Regia di Gus Van Sant vedi scheda film
Strano regista, Gus Van Sant, capace di passare con disinvoltura da mega produzioni come Will Hunting, Psycho o Milk a opere da filmmaker indipendente come questo L'amore che resta. Ciò che spiazza ancora di più è la schizofrenia del mood che percorre i suoi film: la tragedia del Columbine (Elephant) trasformata in un apologo algido e cerebrale e poi operazioni come quella di questo film, carico di atmosfere stucchevoli.
Lo spunto è una via di mezzo tra Love story e un cult movie degli anni '70, Harold & Maude, balorda storia d'amore tra un ragazzino e una vecchietta, entrambi frequentatori abituali di funerali di persone ignote.

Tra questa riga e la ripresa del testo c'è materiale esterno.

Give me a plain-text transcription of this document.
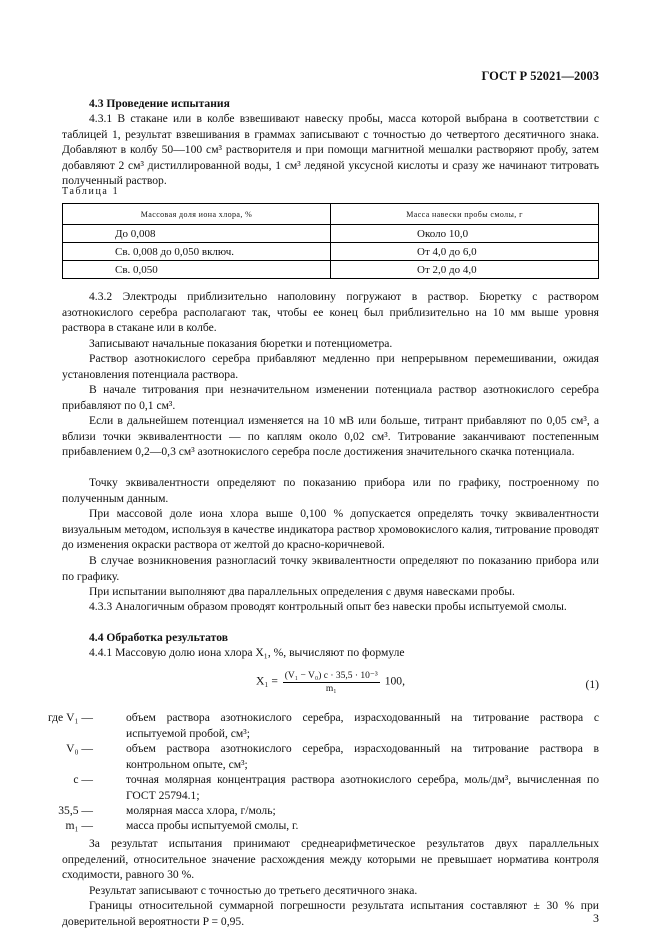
ГОСТ Р 52021—2003
4.3 Проведение испытания
4.3.1 В стакане или в колбе взвешивают навеску пробы, масса которой выбрана в соответствии с таблицей 1, результат взвешивания в граммах записывают с точностью до четвертого десятичного знака. Добавляют в колбу 50—100 см³ растворителя и при помощи магнитной мешалки растворяют пробу, затем добавляют 2 см³ дистиллированной воды, 1 см³ ледяной уксусной кислоты и сразу же начинают титровать полученный раствор.
Таблица 1
Массовая доля иона хлора, %	Масса навески пробы смолы, г
До 0,008	Около 10,0
Св. 0,008 до 0,050 включ.	От 4,0 до 6,0
Св. 0,050	От 2,0 до 4,0
4.3.2 Электроды приблизительно наполовину погружают в раствор. Бюретку с раствором азотнокислого серебра располагают так, чтобы ее конец был приблизительно на 10 мм выше уровня раствора в стакане или в колбе.
Записывают начальные показания бюретки и потенциометра.
Раствор азотнокислого серебра прибавляют медленно при непрерывном перемешивании, ожидая установления потенциала раствора.
В начале титрования при незначительном изменении потенциала раствор азотнокислого серебра прибавляют по 0,1 см³.
Если в дальнейшем потенциал изменяется на 10 мВ или больше, титрант прибавляют по 0,05 см³, а вблизи точки эквивалентности — по каплям около 0,02 см³. Титрование заканчивают постепенным прибавлением 0,2—0,3 см³ азотнокислого серебра после достижения значительного скачка потенциала.
Точку эквивалентности определяют по показанию прибора или по графику, построенному по полученным данным.
При массовой доле иона хлора выше 0,100 % допускается определять точку эквивалентности визуальным методом, используя в качестве индикатора раствор хромовокислого калия, титрование проводят до изменения окраски раствора от желтой до красно-коричневой.
В случае возникновения разногласий точку эквивалентности определяют по показанию прибора или по графику.
При испытании выполняют два параллельных определения с двумя навесками пробы.
4.3.3 Аналогичным образом проводят контрольный опыт без навески пробы испытуемой смолы.
4.4 Обработка результатов
4.4.1 Массовую долю иона хлора X₁, %, вычисляют по формуле
$X_1 = \frac{\text{(V₁ − V₀) c · 35,5 · 10⁻³}}{\text{m₁}} 100$,	(1)
где V₁ —	объем раствора азотнокислого серебра, израсходованный на титрование раствора с испытуемой пробой, см³;
V₀ —	объем раствора азотнокислого серебра, израсходованный на титрование раствора в контрольном опыте, см³;
c —	точная молярная концентрация раствора азотнокислого серебра, моль/дм³, вычисленная по ГОСТ 25794.1;
35,5 —	молярная масса хлора, г/моль;
m₁ —	масса пробы испытуемой смолы, г.
За результат испытания принимают среднеарифметическое результатов двух параллельных определений, относительное значение расхождения между которыми не превышает норматива контроля сходимости, равного 30 %.
Результат записывают с точностью до третьего десятичного знака.
Границы относительной суммарной погрешности результата испытания составляют ± 30 % при доверительной вероятности P = 0,95.	3
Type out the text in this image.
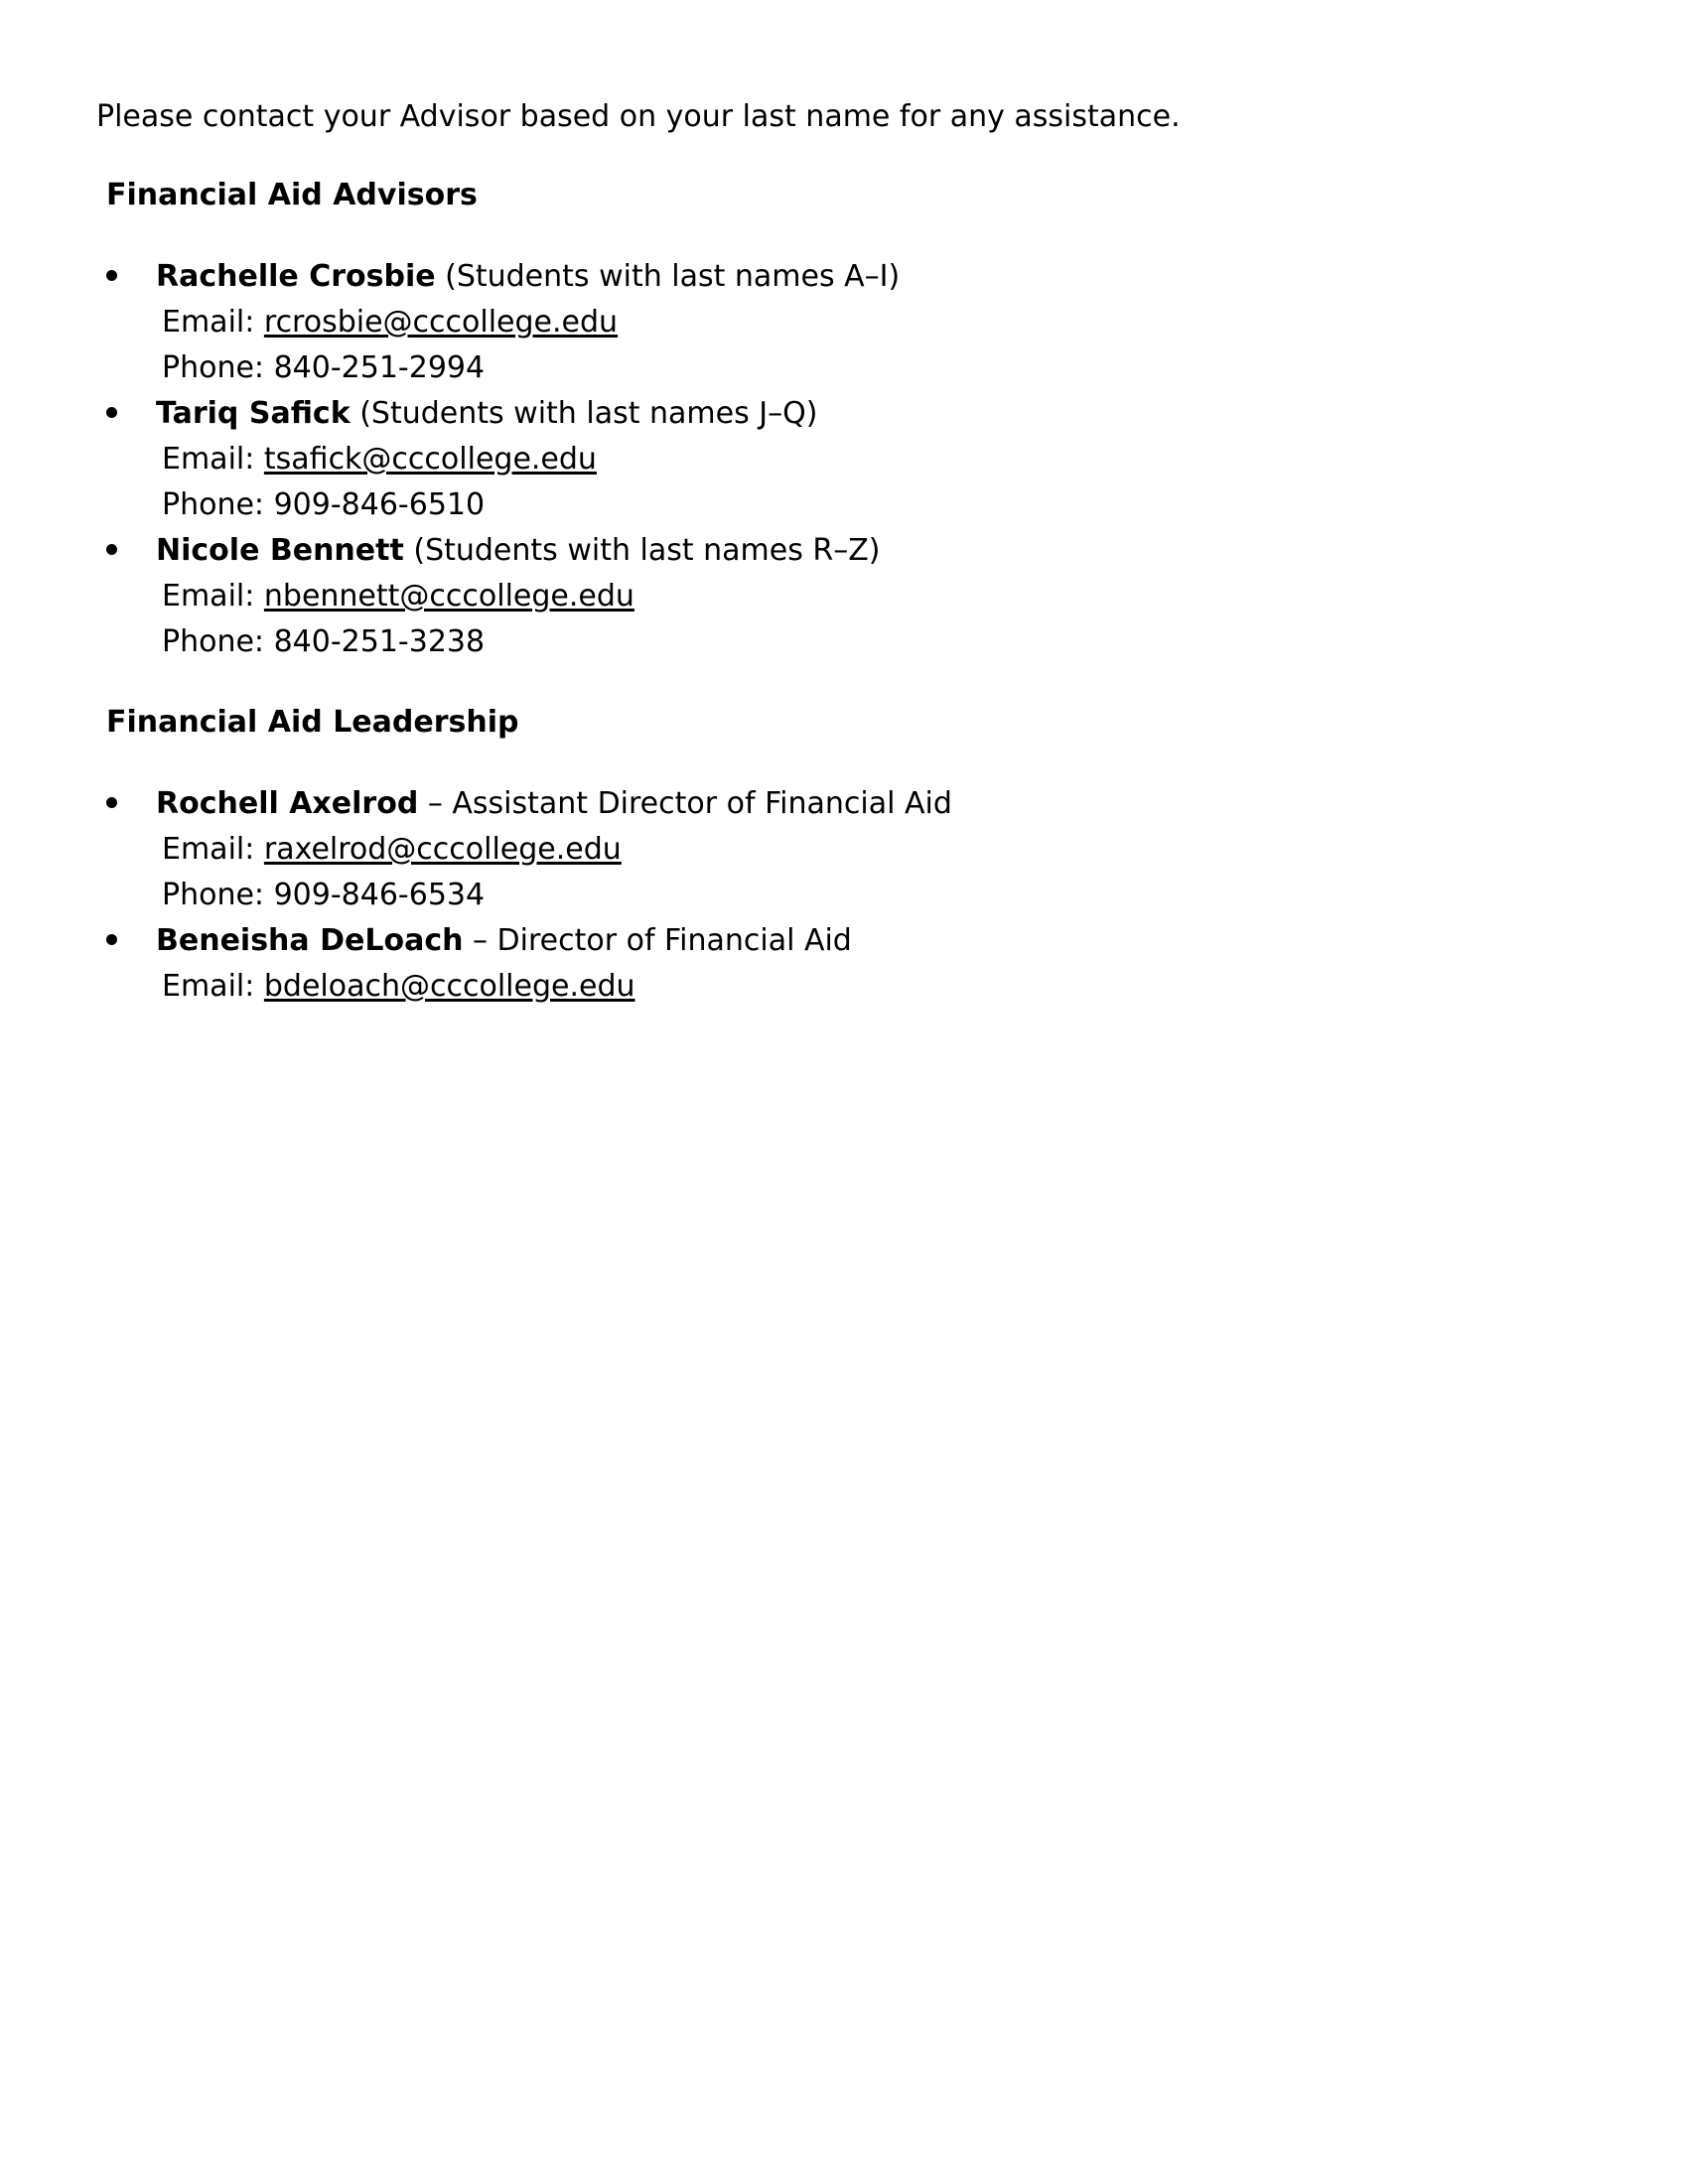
Please contact your Advisor based on your last name for any assistance.

Financial Aid Advisors
Rachelle Crosbie (Students with last names A–I)
Email: rcrosbie@cccollege.edu
Phone: 840-251-2994
Tariq Safick (Students with last names J–Q)
Email: tsafick@cccollege.edu
Phone: 909-846-6510
Nicole Bennett (Students with last names R–Z)
Email: nbennett@cccollege.edu
Phone: 840-251-3238
Financial Aid Leadership
Rochell Axelrod – Assistant Director of Financial Aid
Email: raxelrod@cccollege.edu
Phone: 909-846-6534
Beneisha DeLoach – Director of Financial Aid
Email: bdeloach@cccollege.edu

Ciò che nel film di Ashby era ironia e gusto del grottesco, qui si trasforma in un bigino di psicologia spicciola, al centro del quale ci sono due ragazzi che frequentano anch'essi funerali a sbafo. Entrambi devono fare i conti con la morte: lui (henry Hopper, figlio di Dennis) ha perso i genitori; lei (una Mia Wasikowska insopportabilmente smorfiosa) sta per morire e vuole abituarsi all'idea. Come da copione, si innamorano, a dispetto dei temperamenti opposti (lei è solare, lui cupo e scorbutico), e si sdilinquiscono in una serie infinita di paroline che assicurano il diabete.
Scritto da Jason Lew e contornato anche dai riferimenti alle quinte della Storia (il pilota giapponese fantasma morto per la nazione…), il film di Van Sant sembra avere la pretesa di dire la sua sul nichilismo giovanile dei giovani d'oggi, ma non va oltre un registro laccato, lezioso e di maniera che oltretutto gioca con magniloquenza sulla collocazione atemporale.